В скольких из них можно найти счастливых жителей? Где те, все верно делающие по жизни люди, довольные собой, своими близкими, своими делами? Как сосчитать их, да и есть ли они? А, если есть, то, сколько длится их безмятежность? До прискакавшего гонца, до новой вести в конверте, до запертой перед тобой дочерью двери? Ведь совсем недавно он сам мог отнести себя к таковым, и вот… Андрей Григорьевич, как уже освоившийся житель «слободки ожидания», впервые сегодня удостоился права прогулки за стенами монастыря. О тайной калитке в стене, пару дней назад, поведала ему его соседка по домику, немногословная вдова Угрюмова. Лишь только заселившись в освободившуюся комнатку, Полетаев в тот же день столкнулся с ней, следуя ко всенощной. Они раскланялись.
У другого своего здешнего знакомца, бывшего прокурорского секретаря Демьянова, а нынче соискателя монашеской жизни, узнал он, что вдова живет тут уже с прошлой осени, сильно сдала здоровьем последнее время, и выслушал одобрение того, что подселили к ней крепкого мужчину. Имя бывший прокурорский секретарь имел необычное – Рафаэль Николаевич. Проживал он отдельно ото всех мирских, в совсем разваливающейся хибарке на отшибе, был легко вхож на половину старцев, исполняя между ними и ожидающими некую роль вестового, но пока не удостоился даже звания постоянного послушника.
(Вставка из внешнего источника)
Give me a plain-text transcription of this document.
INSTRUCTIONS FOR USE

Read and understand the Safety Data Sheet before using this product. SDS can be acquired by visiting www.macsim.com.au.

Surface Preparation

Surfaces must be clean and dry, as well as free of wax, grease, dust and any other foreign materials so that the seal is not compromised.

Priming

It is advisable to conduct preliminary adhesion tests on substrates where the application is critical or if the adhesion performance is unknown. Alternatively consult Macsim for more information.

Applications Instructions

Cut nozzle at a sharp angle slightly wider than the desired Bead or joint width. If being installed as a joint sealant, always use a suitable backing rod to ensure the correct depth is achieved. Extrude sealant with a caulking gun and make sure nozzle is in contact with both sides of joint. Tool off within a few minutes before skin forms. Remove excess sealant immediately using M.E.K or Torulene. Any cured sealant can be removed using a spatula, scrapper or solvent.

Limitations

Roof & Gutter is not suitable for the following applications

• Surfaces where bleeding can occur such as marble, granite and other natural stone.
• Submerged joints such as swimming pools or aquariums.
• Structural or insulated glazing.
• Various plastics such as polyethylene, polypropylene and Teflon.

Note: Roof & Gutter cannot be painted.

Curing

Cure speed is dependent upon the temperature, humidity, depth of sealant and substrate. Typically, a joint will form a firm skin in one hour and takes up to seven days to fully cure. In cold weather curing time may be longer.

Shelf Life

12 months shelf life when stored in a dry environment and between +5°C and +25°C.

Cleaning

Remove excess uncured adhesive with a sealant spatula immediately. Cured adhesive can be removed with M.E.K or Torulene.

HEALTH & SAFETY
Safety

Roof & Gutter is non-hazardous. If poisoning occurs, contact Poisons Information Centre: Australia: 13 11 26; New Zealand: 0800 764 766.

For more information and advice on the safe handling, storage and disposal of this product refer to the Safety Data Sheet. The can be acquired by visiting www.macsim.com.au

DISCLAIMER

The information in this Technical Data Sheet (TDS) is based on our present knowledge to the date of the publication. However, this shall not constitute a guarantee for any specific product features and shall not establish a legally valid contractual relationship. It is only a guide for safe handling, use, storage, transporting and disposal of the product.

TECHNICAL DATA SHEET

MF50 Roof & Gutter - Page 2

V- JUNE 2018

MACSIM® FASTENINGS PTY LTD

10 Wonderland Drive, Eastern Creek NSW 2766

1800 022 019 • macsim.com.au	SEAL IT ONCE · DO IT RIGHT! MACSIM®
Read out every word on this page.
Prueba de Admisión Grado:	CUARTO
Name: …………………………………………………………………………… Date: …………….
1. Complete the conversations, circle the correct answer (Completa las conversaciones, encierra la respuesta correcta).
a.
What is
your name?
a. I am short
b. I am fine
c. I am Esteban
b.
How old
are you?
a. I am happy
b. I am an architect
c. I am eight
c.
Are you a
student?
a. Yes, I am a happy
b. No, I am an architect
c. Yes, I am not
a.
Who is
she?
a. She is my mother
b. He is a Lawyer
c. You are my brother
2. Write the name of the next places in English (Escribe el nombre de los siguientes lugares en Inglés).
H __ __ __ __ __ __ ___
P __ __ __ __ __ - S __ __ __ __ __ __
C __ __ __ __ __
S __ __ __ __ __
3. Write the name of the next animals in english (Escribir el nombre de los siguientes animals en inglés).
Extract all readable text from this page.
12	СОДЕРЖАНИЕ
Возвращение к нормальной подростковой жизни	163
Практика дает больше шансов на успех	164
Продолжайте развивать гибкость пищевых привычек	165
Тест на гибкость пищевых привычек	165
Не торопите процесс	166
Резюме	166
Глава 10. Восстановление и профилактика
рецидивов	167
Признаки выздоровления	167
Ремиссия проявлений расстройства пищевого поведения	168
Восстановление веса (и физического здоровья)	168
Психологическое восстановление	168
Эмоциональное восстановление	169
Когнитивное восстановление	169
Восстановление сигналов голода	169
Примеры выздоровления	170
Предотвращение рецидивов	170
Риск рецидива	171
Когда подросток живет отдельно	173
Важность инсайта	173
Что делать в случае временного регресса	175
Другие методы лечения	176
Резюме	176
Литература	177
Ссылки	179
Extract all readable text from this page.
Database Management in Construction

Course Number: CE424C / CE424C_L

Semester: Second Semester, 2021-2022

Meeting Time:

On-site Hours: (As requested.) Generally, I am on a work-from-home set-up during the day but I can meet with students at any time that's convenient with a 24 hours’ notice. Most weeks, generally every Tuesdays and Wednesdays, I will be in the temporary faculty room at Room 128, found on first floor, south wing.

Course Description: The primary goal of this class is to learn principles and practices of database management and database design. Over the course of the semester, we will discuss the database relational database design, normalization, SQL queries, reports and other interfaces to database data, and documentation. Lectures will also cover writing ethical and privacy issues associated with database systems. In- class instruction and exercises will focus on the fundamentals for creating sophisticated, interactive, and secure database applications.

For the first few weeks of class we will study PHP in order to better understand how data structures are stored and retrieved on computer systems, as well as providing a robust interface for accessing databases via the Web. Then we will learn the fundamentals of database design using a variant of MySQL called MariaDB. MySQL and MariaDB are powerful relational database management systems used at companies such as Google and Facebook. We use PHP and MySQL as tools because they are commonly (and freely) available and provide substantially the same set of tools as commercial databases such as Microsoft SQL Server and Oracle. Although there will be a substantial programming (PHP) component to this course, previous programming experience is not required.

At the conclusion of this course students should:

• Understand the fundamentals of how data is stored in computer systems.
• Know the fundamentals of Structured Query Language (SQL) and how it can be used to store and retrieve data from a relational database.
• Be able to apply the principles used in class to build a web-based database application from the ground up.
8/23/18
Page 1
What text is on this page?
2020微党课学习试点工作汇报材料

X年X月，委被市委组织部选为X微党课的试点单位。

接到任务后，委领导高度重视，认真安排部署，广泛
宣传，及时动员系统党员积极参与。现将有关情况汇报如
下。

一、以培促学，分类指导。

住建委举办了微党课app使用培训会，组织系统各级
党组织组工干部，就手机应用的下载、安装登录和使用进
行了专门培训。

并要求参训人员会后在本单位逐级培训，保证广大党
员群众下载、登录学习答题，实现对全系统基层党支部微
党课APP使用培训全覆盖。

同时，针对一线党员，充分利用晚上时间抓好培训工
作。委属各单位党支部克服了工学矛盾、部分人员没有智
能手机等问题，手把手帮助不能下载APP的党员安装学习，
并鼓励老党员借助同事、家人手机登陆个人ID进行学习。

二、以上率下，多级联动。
Разговоры среди проживающих при монастыре были не приняты, совместные трапезы проходили после общей молитвы в безмолвии, новостей тут, как таковых, не случалось, а жизнь была размерена и молчалива. Забывшихся и разглагольствующих сверх необходимых потребностей вежливости или просьб, проходящие мимо монахи обжигали такими взглядами, что охота балаболить отпадала надолго. Исключением оказался Рафаэль Николаевич – тот мог болтать при встрече не хуже какой-нибудь свахи. Будучи человеком души чуткой, Андрей Григорьевич очень быстро понял, что ни одна сентенция Демьянова не произносится всуе или бездумно, а, как правило, имеет либо предложение к размышлению, либо даже скрытый указ. Он стал прислушиваться, и, выполняя негласные послушания, влился в жизнь «слободки ожидания» довольно быстро, приняв все ее условности и ограничения.